Sewing Crazy Quilts from Men’s Ties
Did you know that crazy quilts were often made after someone passed away? It was a way to remember that person, by making a quilt from bits of their clothing. This type of quilt became more popular after the Centennial Exposition of 1876, where Japanese art was featured. The Japanese aesthetic of asymmetry was new to American quilters, and so crazy quilts became very popular.
I first became interested in crazy quilting after my friend Connie Bowers made me a pillow from recycled men’s ties. She got most of her ties at estate sales, where she could pick up a whole box for a few dollars. That sounded like trashmagination magic!
A few years later, I was preparing class ideas for the Family Nature Summit, a program where I have taught handicrafts and green lifestyles programming since 2002. I have so many trashmagination projects that I want to do, and the Summit is usually a good incentive to get it done so I can teach others!
Finding Inexpensive Men’s Ties
The first thing I did was started looking for men’s ties. I thought they would be inexpensive at secondhand stores, but I found they were at least 50 cents each, and I needed at least 100, so I decided that was not going to work. I loved Connie’s idea of estate sales, but I had a two-year-old daughter at the time, and while the idea of going to an estate sale sounded lovely, I didn’t have the time.
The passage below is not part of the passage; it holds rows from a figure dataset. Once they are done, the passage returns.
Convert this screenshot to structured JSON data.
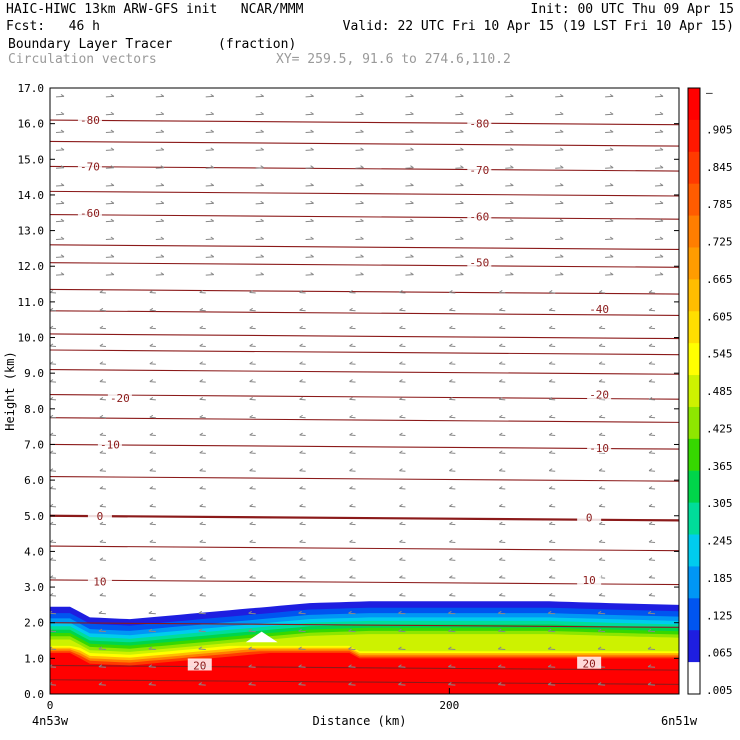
{
  "header": {
    "line1_left": "HAIC-HIWC 13km ARW-GFS init   NCAR/MMM",
    "line1_right": "Init: 00 UTC Thu 09 Apr 15",
    "line2_left": "Fcst:   46 h",
    "line2_right": "Valid: 22 UTC Fri 10 Apr 15 (19 LST Fri 10 Apr 15)",
    "field_name": "Boundary Layer Tracer",
    "field_unit": "(fraction)",
    "vector_label": "Circulation vectors",
    "xy_label": "XY= 259.5, 91.6 to 274.6,110.2"
  },
  "chart_data": {
    "type": "heatmap",
    "xlabel": "Distance (km)",
    "ylabel": "Height (km)",
    "xlim": [
      0,
      315
    ],
    "ylim": [
      0,
      17
    ],
    "xticks": [
      "0",
      "200"
    ],
    "xtick_values": [
      0,
      200
    ],
    "yticks": [
      "0.0",
      "1.0",
      "2.0",
      "3.0",
      "4.0",
      "5.0",
      "6.0",
      "7.0",
      "8.0",
      "9.0",
      "10.0",
      "11.0",
      "12.0",
      "13.0",
      "14.0",
      "15.0",
      "16.0",
      "17.0"
    ],
    "x_endpoint_left": "4n53w",
    "x_endpoint_right": "6n51w",
    "colorbar": {
      "labels": [
        "–",
        ".905",
        ".845",
        ".785",
        ".725",
        ".665",
        ".605",
        ".545",
        ".485",
        ".425",
        ".365",
        ".305",
        ".245",
        ".185",
        ".125",
        ".065",
        ".005"
      ],
      "colors": [
        "#ff0000",
        "#ff1800",
        "#ff3a00",
        "#ff5c00",
        "#ff7e00",
        "#ff9c00",
        "#ffbd00",
        "#ffde00",
        "#ffff00",
        "#cdf200",
        "#8ee600",
        "#36d800",
        "#00d54a",
        "#00dd9a",
        "#00ccee",
        "#0096f5",
        "#0055f0",
        "#1e1ee0",
        "#ffffff"
      ]
    },
    "tracer_layer": {
      "top_height_km": [
        2.45,
        2.45,
        2.15,
        2.1,
        2.25,
        2.4,
        2.55,
        2.6,
        2.6,
        2.6,
        2.6,
        2.55,
        2.5
      ],
      "x_km": [
        0,
        10,
        20,
        40,
        70,
        100,
        130,
        160,
        190,
        220,
        250,
        280,
        315
      ]
    },
    "contour_labels": [
      {
        "text": "-80",
        "x": 20,
        "y": 16.1
      },
      {
        "text": "-80",
        "x": 215,
        "y": 16.0
      },
      {
        "text": "-70",
        "x": 20,
        "y": 14.8
      },
      {
        "text": "-70",
        "x": 215,
        "y": 14.7
      },
      {
        "text": "-60",
        "x": 20,
        "y": 13.5
      },
      {
        "text": "-60",
        "x": 215,
        "y": 13.4
      },
      {
        "text": "-50",
        "x": 215,
        "y": 12.1
      },
      {
        "text": "-40",
        "x": 275,
        "y": 10.8
      },
      {
        "text": "-20",
        "x": 35,
        "y": 8.3
      },
      {
        "text": "-20",
        "x": 275,
        "y": 8.4
      },
      {
        "text": "-10",
        "x": 30,
        "y": 7.0
      },
      {
        "text": "-10",
        "x": 275,
        "y": 6.9
      },
      {
        "text": "0",
        "x": 25,
        "y": 5.0
      },
      {
        "text": "0",
        "x": 270,
        "y": 4.95
      },
      {
        "text": "10",
        "x": 25,
        "y": 3.15
      },
      {
        "text": "10",
        "x": 270,
        "y": 3.2
      },
      {
        "text": "20",
        "x": 75,
        "y": 0.8
      },
      {
        "text": "20",
        "x": 270,
        "y": 0.85
      }
    ]
  },
  "colors": {
    "contour": "#8b1a1a",
    "vector": "#888888",
    "axis": "#000000"
  }
}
I decided to put out a call for men’s ties on Freecycle. This free service allows you to give away or request items for free in your community. I had given away a lot of things on Freecycle, but rarely requested items. When I put out a call for ties, I said I would come if the person had a minimum of five ties to donate. I did not want to drive all over for one tie at a time. I had a great response. People gave me large bags filled with ties. Many men said they would love to buy a crazy quilt made from men’s ties. With only a few pick-ups, I had plenty for my class.
Preparing the Ties for Sewing
The tool I needed was my seam ripper. I gently pulled out the stitches in the ties. There was typically one piece of thread and this took little time. A few ties contained a surprise – they had been handmade by a family member who put a tag inside to remind their family members of their hard work!
Inside the ties was a piece of lining fabric, which varied in quality, but mostly felt like a thick piece of white felt. I did not have a plan for that piece, so I put it aside.
Washing the Ties
Next I needed to wash the ties. When I was in college, I had a summer job at a clothing recycling center called “Recycling Together” where we sorted donated clothing into forty bins, each a different type of clothing that a company wanted to buy. The men’s clothing was always in the worst shape. Many ties are never been washed. Likely there was sweat and spilled food on those ties. I didn’t want to throw them in the washing machine because many were silk so I started washing them by hand.
The water that came out of those ties was pretty nasty. I set up an elaborate clothesline system in my laundry room and soon the ties were clean and dry.
Adding Fusible Interfacing to the Ties
Some ties were silk, some were polyester. I did not use ties made of suede or leather for this project. The silk ties in particular were challenging because they would wiggle and wrinkle. So I decided to put some kind of liner on each tie that would give it more structural integrity. I had learned at my quilting guild that there was a type of liner that you could iron on to t-shirt fabric so it would behave more like cotton, called fusible interfacing. So I bought that fabric and tested it on many ties. It made them much easier to deal with.
Now I was faced with the task of lining hundreds of ties with fusible interfacing. I needed help. My husband had already helped a lot with all the seam ripping, and my daughter was a toddler. I work at an office that has perhaps 150 people in the building. They are a helpful and curious group of people who are pretty much open to trying anything. So I brought in my iron and ironing board, a big container of safety pins, lots of ties and lining fabric and scissors. In our lunch room, I laid out the liner fabric on large tables. Then I asked anyone who had time during their lunch to lay out the ties in a pattern that used the most liner fabric. It was like a big puzzle because the ties varied in size and width. Once we had a section that was well covered, they took safety pins and pinned the ties in place. Then they cut out the ties, and I would iron the liner on.
Organizing activities like this at your workplace might seem like an odd thing to do, but I have done it many times and it is a wonderful way to connect with others. People are multi-faceted, and the job they fulfill may not be their greatest talent or passion. For example, people don’t get to work with their hands nearly as much as they might like. I have made many friends over the years at work through trashmagination projects – with people who I might not work with on work projects. And then sometimes we do have a work project a few years later, and we already have that relationship and positive feeling established. After a few lunch hours, I had plenty of ties for my crazy quilting with men’s ties class!
My next step was to research stitches for the crazy quilts. There are lots of great books on this which I borrowed from the library, so I won’t spend time in this blog. Some students want a hand-out with exact stitches to follow, something deemed correct. However, I want to emphasize that my favorite stitches are ones that I invent as I go, depending on my mood. For example, a running stitch in cursive writing across a seam is beautiful.
Have you made crazy quilts from men’s ties? If so, what tips would you add?